The trial court in the Siegelman case, and the Eleventh Circuit, essentially thumbed their noses at the standard established by the nation's highest court. And the Obama Justice Department--with the handiwork of former solicitor general and current Supreme Court justice Elena Kagan--joined in by arguing that the Siegelman case was correctly decided.

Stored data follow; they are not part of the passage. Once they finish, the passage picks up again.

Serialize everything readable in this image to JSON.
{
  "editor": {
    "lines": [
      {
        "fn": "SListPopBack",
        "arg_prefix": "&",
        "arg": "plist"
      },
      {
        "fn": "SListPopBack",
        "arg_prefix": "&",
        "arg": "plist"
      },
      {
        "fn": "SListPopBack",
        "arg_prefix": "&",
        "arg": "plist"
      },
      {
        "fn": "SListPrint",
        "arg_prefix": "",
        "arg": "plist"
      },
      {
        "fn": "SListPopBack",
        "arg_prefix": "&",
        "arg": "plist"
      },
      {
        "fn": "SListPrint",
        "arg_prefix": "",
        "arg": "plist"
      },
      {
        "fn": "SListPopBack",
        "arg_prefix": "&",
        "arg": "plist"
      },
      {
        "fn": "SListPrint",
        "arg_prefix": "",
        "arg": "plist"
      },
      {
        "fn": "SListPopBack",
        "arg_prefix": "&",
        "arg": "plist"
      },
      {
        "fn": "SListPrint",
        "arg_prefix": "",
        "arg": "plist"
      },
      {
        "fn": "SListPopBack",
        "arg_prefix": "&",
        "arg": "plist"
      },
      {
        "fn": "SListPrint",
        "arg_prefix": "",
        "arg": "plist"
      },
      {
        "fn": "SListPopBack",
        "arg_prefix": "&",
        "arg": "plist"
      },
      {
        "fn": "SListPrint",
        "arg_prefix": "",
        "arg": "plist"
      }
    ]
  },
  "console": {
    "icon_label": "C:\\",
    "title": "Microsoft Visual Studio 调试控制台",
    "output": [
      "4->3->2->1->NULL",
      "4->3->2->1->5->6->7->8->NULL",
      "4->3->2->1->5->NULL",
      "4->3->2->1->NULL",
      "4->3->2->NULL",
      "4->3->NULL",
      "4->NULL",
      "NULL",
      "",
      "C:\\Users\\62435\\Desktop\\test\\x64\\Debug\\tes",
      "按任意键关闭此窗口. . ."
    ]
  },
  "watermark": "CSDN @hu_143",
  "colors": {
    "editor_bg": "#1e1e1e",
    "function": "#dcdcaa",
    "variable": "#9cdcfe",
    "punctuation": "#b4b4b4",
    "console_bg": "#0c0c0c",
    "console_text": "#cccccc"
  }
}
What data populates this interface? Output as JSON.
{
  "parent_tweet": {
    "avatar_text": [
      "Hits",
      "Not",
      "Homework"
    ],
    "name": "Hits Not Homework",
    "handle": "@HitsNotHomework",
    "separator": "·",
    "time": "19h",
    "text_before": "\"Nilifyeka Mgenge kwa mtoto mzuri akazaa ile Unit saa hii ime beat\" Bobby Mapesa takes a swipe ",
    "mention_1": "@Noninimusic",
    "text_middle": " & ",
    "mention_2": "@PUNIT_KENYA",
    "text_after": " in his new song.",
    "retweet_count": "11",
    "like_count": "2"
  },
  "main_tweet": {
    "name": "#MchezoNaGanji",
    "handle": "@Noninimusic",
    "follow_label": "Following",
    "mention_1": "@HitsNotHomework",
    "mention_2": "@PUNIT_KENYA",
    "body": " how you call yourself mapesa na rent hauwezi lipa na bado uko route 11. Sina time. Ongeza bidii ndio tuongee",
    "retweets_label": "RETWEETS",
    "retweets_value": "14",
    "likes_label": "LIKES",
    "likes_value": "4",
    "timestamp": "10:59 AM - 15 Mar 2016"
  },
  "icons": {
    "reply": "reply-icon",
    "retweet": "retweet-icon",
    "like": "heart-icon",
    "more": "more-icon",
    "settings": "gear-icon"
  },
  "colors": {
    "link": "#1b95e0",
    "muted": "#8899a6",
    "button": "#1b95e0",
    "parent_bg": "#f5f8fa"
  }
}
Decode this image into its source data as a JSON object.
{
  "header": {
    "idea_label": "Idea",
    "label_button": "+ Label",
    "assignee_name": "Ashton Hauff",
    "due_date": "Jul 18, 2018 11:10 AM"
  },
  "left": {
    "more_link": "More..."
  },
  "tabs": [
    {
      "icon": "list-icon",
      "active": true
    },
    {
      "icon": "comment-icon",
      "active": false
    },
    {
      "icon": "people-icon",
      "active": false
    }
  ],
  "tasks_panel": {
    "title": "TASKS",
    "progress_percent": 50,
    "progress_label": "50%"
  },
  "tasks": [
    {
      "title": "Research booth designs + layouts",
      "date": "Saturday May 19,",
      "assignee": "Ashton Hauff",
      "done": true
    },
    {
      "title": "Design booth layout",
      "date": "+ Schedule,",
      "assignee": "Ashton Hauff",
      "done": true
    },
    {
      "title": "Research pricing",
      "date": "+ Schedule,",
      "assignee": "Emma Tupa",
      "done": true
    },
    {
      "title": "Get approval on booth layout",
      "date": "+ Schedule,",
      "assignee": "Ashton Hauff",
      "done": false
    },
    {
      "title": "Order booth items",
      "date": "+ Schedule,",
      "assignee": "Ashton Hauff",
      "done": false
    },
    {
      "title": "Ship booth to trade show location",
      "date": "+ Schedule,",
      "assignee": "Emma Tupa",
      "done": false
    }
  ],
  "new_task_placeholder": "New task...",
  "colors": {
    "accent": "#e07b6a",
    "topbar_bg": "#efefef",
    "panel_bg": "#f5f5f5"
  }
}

Under those circumstances, couldn't a jury "infer" that Rick Perry engaged in unlawful actions with his Texas donors? It certainly could, based on the work of The New York Times. From reporters Nicholas Confessore and Michael Luo:
Two years ago, John McHale, an entrepreneur from Austin, Tex., who has given millions of dollars to Democratic candidates and causes, did something very unusual for him: he wrote a $50,000 check to a Republican candidate, Rick Perry, then seeking a third full term as governor of Texas. In September 2010, he did it again, catapulting himself into the top ranks of Mr. Perry's donors.
Mr. McHale, a Perry spokesman said after the initial donation, "understands Governor Perry's leadership has made Texas a good place to do business."
Including, it turned out, for Mr. McHale's business interests and partners. In May 2010 an economic development fund administered by the governor's office handed $3 million to G-Con, a pharmaceutical start-up that Mr. McHale helped get off the ground. At least two other executives with connections to the firm had also given Mr. Perry tens of thousands of dollars.
McHale hardly is alone. Reports The Times:
Over three terms in office, Mr. Perry's administration has doled out grants, tax breaks, contracts and appointments to hundreds of his most generous supporters and their businesses. And they have helped Mr. Perry raise more money than any politician in Texas history, donations that have periodically raised eyebrows but, thanks to loose campaign finance laws and a business-friendly political culture dominated in recent years by Republicans, have only fueled Mr. Perry's ascent.
"Texas politics does have this amazing pay-to-play culture," said Harold Cook, a Democratic political consultant.
Alabama also has been accused of having a "pay-to-play culture," and that supposedly is why the feds went after Siegelman--and still are pursuing an electronic-bingo prosecution. But transcripts in the Siegelman case show that the former governor, in fact, violated no law when he accepted a campaign donation from Scrushy and then appointed him to a state hospital board--one the former HealthSouth CEO had served on under three previous governors. After all, no "explicit agreement" instruction was given to the jury, and no evidence was presented that such an agreement existed.